To understand what Testicular Cancer is, you must understand what cancer itself is. The organs and tissues of the body are made up of tiny building blocks called cells. Cancer is a disease of these cells. Although cells in different parts of the body may look and work differently, most repair and reproduce themselves in the same way. Normally, this division of cells takes place in an orderly and controlled manner. If, for some reason, the process gets out of control, the cells will continue to divide, developing into a lump which is called a tumor. Tumors can be either benign or malignant. In a benign tumor the cells do not spread to other parts of the body and so are not cancerous. However, if they continue to grow at the original site, they may cause a problem by pressing on the surrounding organs. .
A malignant tumor consists of cancer cells which have the ability to spread beyond the original site. If the tumor is left untreated, it may invade and destroy surrounding tissue.

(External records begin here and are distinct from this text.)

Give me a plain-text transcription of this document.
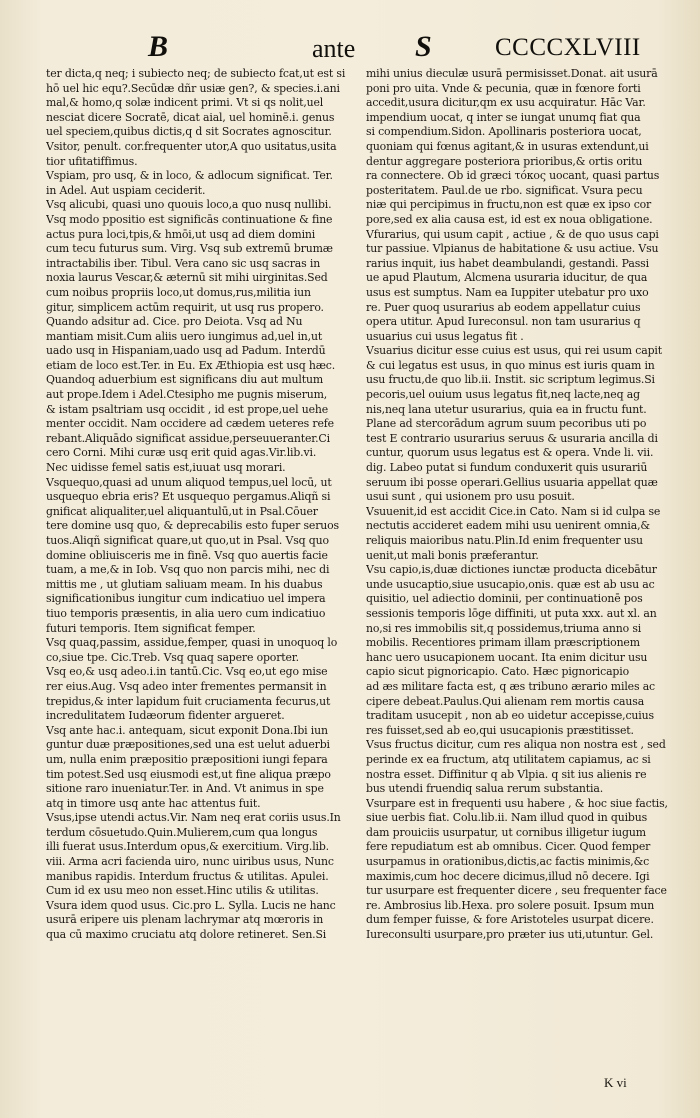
B	ante S	CCCCXLVIII
ter dicta,q neq; i subiecto neq; de subiecto fcat,ut est si
hō uel hic equ?.Secūdæ dñr usiæ gen?, & species.i.ani
mal,& homo,q solæ indicent primi. Vt si qs nolit,uel
nesciat dicere Socratē, dicat aial, uel hominē.i. genus
uel speciem,quibus dictis,q d sit Socrates agnoscitur.
Vsitor, penult. cor.frequenter utor,A quo usitatus,usita
tior ufitatiffimus.
Vspiam, pro usq, & in loco, & adlocum significat. Ter.
in Adel. Aut uspiam ceciderit.
Vsq alicubi, quasi uno quouis loco,a quo nusq nullibi.
Vsq modo ppositio est significās continuatione & fine
actus pura loci,tpis,& hmōi,ut usq ad diem domini
cum tecu futurus sum. Virg. Vsq sub extremū brumæ
intractabilis iber. Tibul. Vera cano sic usq sacras in
noxia laurus Vescar,& æternū sit mihi uirginitas.Sed
cum noibus propriis loco,ut domus,rus,militia iun
gitur, simplicem actūm requirit, ut usq rus propero.
Quando adsitur ad. Cice. pro Deiota. Vsq ad Nu
mantiam misit.Cum aliis uero iungimus ad,uel in,ut
uado usq in Hispaniam,uado usq ad Padum. Interdū
etiam de loco est.Ter. in Eu. Ex Æthiopia est usq hæc.
Quandoq aduerbium est significans diu aut multum
aut prope.Idem i Adel.Ctesipho me pugnis miserum,
& istam psaltriam usq occidit , id est prope,uel uehe
menter occidit. Nam occidere ad cædem ueteres refe
rebant.Aliquādo significat assidue,perseuueranter.Ci
cero Corni. Mihi curæ usq erit quid agas.Vir.lib.vi.
Nec uidisse femel satis est,iuuat usq morari.
Vsquequo,quasi ad unum aliquod tempus,uel locū, ut
usquequo ebria eris? Et usquequo pergamus.Aliqñ si
gnificat aliqualiter,uel aliquantulū,ut in Psal.Cōuer
tere domine usq quo, & deprecabilis esto fuper seruos
tuos.Aliqñ significat quare,ut quo,ut in Psal. Vsq quo
domine obliuisceris me in finē. Vsq quo auertis facie
tuam, a me,& in Iob. Vsq quo non parcis mihi, nec di
mittis me , ut glutiam saliuam meam. In his duabus
significationibus iungitur cum indicatiuo uel impera
tiuo temporis præsentis, in alia uero cum indicatiuo
futuri temporis. Item significat femper.
Vsq quaq,passim, assidue,femper, quasi in unoquoq lo
co,siue tpe. Cic.Treb. Vsq quaq sapere oporter.
Vsq eo,& usq adeo.i.in tantū.Cic. Vsq eo,ut ego mise
rer eius.Aug. Vsq adeo inter frementes permansit in
trepidus,& inter lapidum fuit cruciamenta fecurus,ut
incredulitatem Iudæorum fidenter argueret.
Vsq ante hac.i. antequam, sicut exponit Dona.Ibi iun
guntur duæ præpositiones,sed una est uelut aduerbi
um, nulla enim præpositio præpositioni iungi fepara
tim potest.Sed usq eiusmodi est,ut fine aliqua præpo
sitione raro inueniatur.Ter. in And. Vt animus in spe
atq in timore usq ante hac attentus fuit.
Vsus,ipse utendi actus.Vir. Nam neq erat coriis usus.In
terdum cōsuetudo.Quin.Mulierem,cum qua longus
illi fuerat usus.Interdum opus,& exercitium. Virg.lib.
viii. Arma acri facienda uiro, nunc uiribus usus, Nunc
manibus rapidis. Interdum fructus & utilitas. Apulei.
Cum id ex usu meo non esset.Hinc utilis & utilitas.
Vsura idem quod usus. Cic.pro L. Sylla. Lucis ne hanc
usurā eripere uis plenam lachrymar atq mœroris in
qua cū maximo cruciatu atq dolore retineret. Sen.Si
mihi unius dieculæ usurā permisisset.Donat. ait usurā
poni pro uita. Vnde & pecunia, quæ in fœnore forti
accedit,usura dicitur,qm ex usu acquiratur. Hāc Var.
impendium uocat, q inter se iungat unumq fiat qua
si compendium.Sidon. Apollinaris posteriora uocat,
quoniam qui fœnus agitant,& in usuras extendunt,ui
dentur aggregare posteriora prioribus,& ortis oritu
ra connectere. Ob id græci τόκος uocant, quasi partus
posteritatem. Paul.de ue rbo. significat. Vsura pecu
niæ qui percipimus in fructu,non est quæ ex ipso cor
pore,sed ex alia causa est, id est ex noua obligatione.
Vfurarius, qui usum capit , actiue , & de quo usus capi
tur passiue. Vlpianus de habitatione & usu actiue. Vsu
rarius inquit, ius habet deambulandi, gestandi. Passi
ue apud Plautum, Alcmena usuraria iducitur, de qua
usus est sumptus. Nam ea Iuppiter utebatur pro uxo
re. Puer quoq usurarius ab eodem appellatur cuius
opera utitur. Apud Iureconsul. non tam usurarius q
usuarius cui usus legatus fit .
Vsuarius dicitur esse cuius est usus, qui rei usum capit
& cui legatus est usus, in quo minus est iuris quam in
usu fructu,de quo lib.ii. Instit. sic scriptum legimus.Si
pecoris,uel ouium usus legatus fit,neq lacte,neq ag
nis,neq lana utetur usurarius, quia ea in fructu funt.
Plane ad stercorādum agrum suum pecoribus uti po
test E contrario usurarius seruus & usuraria ancilla di
cuntur, quorum usus legatus est & opera. Vnde li. vii.
dig. Labeo putat si fundum conduxerit quis usurariū
seruum ibi posse operari.Gellius usuaria appellat quæ
usui sunt , qui usionem pro usu posuit.
Vsuuenit,id est accidit Cice.in Cato. Nam si id culpa se
nectutis accideret eadem mihi usu uenirent omnia,&
reliquis maioribus natu.Plin.Id enim frequenter usu
uenit,ut mali bonis præferantur.
Vsu capio,is,duæ dictiones iunctæ producta dicebātur
unde usucaptio,siue usucapio,onis. quæ est ab usu ac
quisitio, uel adiectio dominii, per continuationē pos
sessionis temporis lōge diffiniti, ut puta xxx. aut xl. an
no,si res immobilis sit,q possidemus,triuma anno si
mobilis. Recentiores primam illam præscriptionem
hanc uero usucapionem uocant. Ita enim dicitur usu
capio sicut pignoricapio. Cato. Hæc pignoricapio
ad æs militare facta est, q æs tribuno ærario miles ac
cipere debeat.Paulus.Qui alienam rem mortis causa
traditam usucepit , non ab eo uidetur accepisse,cuius
res fuisset,sed ab eo,qui usucapionis præstitisset.
Vsus fructus dicitur, cum res aliqua non nostra est , sed
perinde ex ea fructum, atq utilitatem capiamus, ac si
nostra esset. Diffinitur q ab Vlpia. q sit ius alienis re
bus utendi fruendiq salua rerum substantia.
Vsurpare est in frequenti usu habere , & hoc siue factis,
siue uerbis fiat. Colu.lib.ii. Nam illud quod in quibus
dam prouiciis usurpatur, ut cornibus illigetur iugum
fere repudiatum est ab omnibus. Cicer. Quod femper
usurpamus in orationibus,dictis,ac factis minimis,&c
maximis,cum hoc decere dicimus,illud nō decere. Igi
tur usurpare est frequenter dicere , seu frequenter face
re. Ambrosius lib.Hexa. pro solere posuit. Ipsum mun
dum femper fuisse, & fore Aristoteles usurpat dicere.
Iureconsulti usurpare,pro præter ius uti,utuntur. Gel.
K vi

Sometimes cells break away from the original primary cancer and spread to other organs in the body through the bloodstream or lymphatic system. Doctors can tell whether a tumour is benign or malignant by examining a small sample of cells under a microscope. This is called a biopsy. It is important to realise that cancer is not a single disease with a single cause and a single type of treatment. There are more than 200 different kinds of cancer, each with its own name and treatment.